We are rapidly growing, and we seek a GRC Analyst to join our InfoSec team.
In this position you will report to the CISO and will be located in our Israeli office.
Trust is the cornerstone of our fintech SaaS environment, and we are looking for a GRC Analyst to uphold this principle. This role will serve as the primary liaison for both internal risk management initiatives and external inquiries, and for ensuring our internal controls adhere to international standards and frameworks.
Responsibilities:
Policy & Framework Management: Assist in developing and maintaining information security policies and procedures in alignment with international standards such as ISO 27001, NIST, CIS, GDPR, CSA and SOC 2.
Risk & Control Lifecycle: Manage regular risk assessments to identify vulnerabilities and participate in the design, implementation, and testing of security controls to ensure organizational resilience.

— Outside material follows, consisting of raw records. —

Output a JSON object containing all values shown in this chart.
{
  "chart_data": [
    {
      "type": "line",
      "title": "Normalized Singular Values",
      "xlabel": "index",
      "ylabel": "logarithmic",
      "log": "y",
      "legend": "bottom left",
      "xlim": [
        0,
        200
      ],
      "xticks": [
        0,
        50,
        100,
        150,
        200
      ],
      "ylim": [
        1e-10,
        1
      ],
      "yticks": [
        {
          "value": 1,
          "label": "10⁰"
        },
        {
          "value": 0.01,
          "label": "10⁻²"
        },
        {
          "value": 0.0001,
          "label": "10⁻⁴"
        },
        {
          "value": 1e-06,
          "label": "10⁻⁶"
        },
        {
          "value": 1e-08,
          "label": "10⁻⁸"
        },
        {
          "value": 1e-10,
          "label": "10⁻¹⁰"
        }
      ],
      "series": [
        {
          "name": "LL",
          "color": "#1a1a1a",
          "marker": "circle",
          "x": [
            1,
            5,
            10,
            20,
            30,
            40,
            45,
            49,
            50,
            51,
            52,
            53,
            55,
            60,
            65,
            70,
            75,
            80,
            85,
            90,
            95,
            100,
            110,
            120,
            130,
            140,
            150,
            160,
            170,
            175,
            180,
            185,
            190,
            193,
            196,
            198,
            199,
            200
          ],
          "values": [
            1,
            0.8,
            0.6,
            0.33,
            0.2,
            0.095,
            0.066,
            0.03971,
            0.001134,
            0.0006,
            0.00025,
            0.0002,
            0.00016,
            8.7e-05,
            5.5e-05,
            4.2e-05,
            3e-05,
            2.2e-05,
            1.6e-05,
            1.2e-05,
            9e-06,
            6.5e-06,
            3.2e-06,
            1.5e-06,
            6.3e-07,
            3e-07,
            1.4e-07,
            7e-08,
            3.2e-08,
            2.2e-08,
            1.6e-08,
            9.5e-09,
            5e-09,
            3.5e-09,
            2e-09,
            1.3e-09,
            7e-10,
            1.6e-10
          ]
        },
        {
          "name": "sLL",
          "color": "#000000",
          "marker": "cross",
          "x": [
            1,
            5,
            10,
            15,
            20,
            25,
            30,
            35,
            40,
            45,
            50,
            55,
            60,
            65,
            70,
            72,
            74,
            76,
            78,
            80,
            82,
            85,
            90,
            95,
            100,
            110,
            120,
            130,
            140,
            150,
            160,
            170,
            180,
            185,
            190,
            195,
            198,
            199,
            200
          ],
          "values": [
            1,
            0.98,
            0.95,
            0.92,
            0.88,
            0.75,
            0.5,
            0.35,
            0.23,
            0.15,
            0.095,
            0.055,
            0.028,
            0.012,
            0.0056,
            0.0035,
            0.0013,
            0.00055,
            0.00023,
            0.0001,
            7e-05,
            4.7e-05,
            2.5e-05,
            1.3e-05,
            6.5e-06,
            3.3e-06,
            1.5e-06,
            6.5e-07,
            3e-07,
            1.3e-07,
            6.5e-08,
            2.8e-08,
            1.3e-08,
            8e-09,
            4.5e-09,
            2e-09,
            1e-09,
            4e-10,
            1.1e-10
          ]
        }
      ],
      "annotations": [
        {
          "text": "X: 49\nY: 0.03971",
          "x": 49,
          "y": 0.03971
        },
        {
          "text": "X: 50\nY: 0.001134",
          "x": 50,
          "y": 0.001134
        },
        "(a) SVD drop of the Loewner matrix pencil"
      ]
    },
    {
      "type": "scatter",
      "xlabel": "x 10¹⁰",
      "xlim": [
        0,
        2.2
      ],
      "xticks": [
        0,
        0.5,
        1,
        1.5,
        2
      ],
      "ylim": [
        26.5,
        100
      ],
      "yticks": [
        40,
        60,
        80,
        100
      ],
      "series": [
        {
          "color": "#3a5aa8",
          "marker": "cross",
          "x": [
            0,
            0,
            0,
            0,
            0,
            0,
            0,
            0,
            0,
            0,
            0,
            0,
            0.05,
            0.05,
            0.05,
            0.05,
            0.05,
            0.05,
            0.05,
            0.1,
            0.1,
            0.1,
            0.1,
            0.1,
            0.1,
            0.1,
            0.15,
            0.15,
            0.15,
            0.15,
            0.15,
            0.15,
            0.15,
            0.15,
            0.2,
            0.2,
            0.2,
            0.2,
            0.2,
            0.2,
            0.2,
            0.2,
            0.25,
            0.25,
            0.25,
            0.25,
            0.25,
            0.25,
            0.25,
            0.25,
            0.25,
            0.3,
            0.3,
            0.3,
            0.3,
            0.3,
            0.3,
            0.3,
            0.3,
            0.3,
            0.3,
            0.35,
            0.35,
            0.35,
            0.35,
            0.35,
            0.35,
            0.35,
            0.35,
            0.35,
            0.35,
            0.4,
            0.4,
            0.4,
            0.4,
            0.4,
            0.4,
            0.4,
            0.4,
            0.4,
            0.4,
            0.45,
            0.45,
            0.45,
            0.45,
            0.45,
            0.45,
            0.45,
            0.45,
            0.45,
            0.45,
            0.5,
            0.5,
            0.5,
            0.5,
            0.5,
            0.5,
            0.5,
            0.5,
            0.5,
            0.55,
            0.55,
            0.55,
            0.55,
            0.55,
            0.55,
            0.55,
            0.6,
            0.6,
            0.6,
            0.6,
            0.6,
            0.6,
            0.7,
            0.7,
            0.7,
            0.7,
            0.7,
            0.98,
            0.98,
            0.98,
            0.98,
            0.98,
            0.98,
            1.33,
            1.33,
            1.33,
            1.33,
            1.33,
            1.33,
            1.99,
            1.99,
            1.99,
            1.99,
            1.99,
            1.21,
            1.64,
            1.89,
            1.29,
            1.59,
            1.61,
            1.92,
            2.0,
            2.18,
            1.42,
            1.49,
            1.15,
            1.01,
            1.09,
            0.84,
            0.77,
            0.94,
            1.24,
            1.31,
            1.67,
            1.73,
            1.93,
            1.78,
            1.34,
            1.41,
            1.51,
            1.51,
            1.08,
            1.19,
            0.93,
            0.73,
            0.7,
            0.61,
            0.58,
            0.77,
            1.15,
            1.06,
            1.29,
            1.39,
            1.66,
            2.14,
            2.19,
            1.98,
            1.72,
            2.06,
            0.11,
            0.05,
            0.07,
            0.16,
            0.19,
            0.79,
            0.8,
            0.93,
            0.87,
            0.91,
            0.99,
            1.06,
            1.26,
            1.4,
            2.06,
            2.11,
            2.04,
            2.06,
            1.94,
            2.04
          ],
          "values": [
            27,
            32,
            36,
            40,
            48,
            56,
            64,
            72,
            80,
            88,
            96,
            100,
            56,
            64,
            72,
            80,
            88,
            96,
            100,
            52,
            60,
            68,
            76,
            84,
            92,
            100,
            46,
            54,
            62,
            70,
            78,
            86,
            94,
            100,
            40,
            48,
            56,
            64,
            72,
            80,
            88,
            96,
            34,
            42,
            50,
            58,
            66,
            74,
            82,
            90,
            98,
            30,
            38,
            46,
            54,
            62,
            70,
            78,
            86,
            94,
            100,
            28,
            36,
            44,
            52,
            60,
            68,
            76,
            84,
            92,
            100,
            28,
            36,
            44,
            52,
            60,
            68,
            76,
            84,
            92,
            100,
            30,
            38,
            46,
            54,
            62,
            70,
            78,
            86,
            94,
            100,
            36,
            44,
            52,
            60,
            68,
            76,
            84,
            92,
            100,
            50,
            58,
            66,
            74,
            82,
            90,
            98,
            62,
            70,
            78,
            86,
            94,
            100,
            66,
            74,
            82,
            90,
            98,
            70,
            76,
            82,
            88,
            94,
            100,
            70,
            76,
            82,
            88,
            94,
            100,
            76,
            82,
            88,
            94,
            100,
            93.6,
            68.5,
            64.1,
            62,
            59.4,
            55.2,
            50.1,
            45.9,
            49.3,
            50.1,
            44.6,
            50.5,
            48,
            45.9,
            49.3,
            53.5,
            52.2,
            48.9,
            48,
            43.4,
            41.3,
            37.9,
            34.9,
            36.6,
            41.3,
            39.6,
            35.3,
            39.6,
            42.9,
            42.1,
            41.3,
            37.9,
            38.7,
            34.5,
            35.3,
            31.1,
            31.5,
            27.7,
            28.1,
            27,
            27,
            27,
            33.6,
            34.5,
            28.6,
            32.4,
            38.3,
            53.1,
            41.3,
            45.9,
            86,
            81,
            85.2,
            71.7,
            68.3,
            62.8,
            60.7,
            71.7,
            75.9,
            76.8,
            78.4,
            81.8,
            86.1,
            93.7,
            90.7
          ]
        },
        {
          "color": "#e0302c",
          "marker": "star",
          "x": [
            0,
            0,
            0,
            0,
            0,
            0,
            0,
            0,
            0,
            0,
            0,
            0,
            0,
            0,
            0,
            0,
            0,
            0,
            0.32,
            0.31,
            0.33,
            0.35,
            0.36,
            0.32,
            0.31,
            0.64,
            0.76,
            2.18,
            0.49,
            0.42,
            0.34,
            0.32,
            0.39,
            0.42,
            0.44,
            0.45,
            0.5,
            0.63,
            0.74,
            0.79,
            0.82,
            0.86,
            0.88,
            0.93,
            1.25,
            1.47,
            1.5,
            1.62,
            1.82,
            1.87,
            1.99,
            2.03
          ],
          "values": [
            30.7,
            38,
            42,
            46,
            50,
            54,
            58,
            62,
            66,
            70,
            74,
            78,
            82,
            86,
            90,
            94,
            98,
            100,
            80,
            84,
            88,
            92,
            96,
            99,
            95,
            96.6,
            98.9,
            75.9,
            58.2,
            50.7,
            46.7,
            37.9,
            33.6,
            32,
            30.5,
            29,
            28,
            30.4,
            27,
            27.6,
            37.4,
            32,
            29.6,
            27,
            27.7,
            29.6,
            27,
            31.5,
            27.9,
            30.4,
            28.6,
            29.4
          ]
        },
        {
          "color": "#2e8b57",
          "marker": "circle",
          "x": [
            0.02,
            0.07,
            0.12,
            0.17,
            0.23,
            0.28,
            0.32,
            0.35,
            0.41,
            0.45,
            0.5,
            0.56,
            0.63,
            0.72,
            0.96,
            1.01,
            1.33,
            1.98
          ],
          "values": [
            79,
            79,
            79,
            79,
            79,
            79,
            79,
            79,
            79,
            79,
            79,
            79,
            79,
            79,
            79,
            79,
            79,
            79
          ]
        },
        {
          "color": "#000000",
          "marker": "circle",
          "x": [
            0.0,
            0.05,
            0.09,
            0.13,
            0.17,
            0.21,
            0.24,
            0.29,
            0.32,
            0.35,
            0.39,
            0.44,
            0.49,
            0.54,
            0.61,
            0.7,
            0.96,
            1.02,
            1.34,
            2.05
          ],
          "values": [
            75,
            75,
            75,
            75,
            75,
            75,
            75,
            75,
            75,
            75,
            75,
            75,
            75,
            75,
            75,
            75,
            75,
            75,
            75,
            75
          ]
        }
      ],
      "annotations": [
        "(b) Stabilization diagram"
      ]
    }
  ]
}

Audit & Compliance Monitoring: Coordinate internal and external security audits, managing the collection of evidence and tracking remediation efforts across various business units.
GRC Platform Ownership: Serve as the technical owner of the companys GRC platform.
RFI Lifecycle Management: Act as the primary point of contact for managing the end-to-end process for client security questionnaires and due diligence requests from triage to final submission.
Knowledge Base Architecture: Build and maintain a centralized, AI-assisted repository of approved technical responses covering Security, Privacy, Product Tech (e.g., oAuth, integrations), Legal, ESG, and Finance.
SME Collaboration & Triage: Facilitate cross-functional communication by triaging inquiries and escalating complex technical or legal questions to the appropriate Subject Matter Experts in R&D, Product, Legal, and Compliance.
Technical Trust Documentation: Create and update client-facing collateral, including security white papers, trust center content, and compliance summaries to proactively address stakeholder inquiries.
Process Optimization & Metrics: Evaluate and implement new SaaS tools to automate the RFI workflow while tracking performance metrics like volume and response times to drive operational efficiency.
Stakeholder Enablement: Develop and deliver training materials, wikis, and "How-to" guides to educate GTM and technical teams on the standardized RFI process and SME engagement model.
Requirements: 2+ years of experience in a similar role
Native or High English proficiency with excellent written and verbal communications skills
Ability to juggle priorities, meet deadlines, and work with grace under pressure
Technical understanding of IT infrastructure, networking and systems
Knowledgeable of relevant regulations, such as GDPR, CCPA and similar privacy frameworks, as well as information security industry standards, such as ISO 27001 and SOC2 Type II
Experience in identifying and mitigating risks
Preferred Qualifications
IT/security certifications such as A+, Security+, ISC2 CC
Native English speaker
Experience in auditing / consulting
Experience in Compliance
Experience in Risk management frameworks such ISO 31000
Experience utilizing GRC platforms or security questionnaire automation tools.
Experience with cloud security principles and relevant compliance standards (e.g., CSA STAR, AWS Well Architected Framework).
This position is open to all candidates.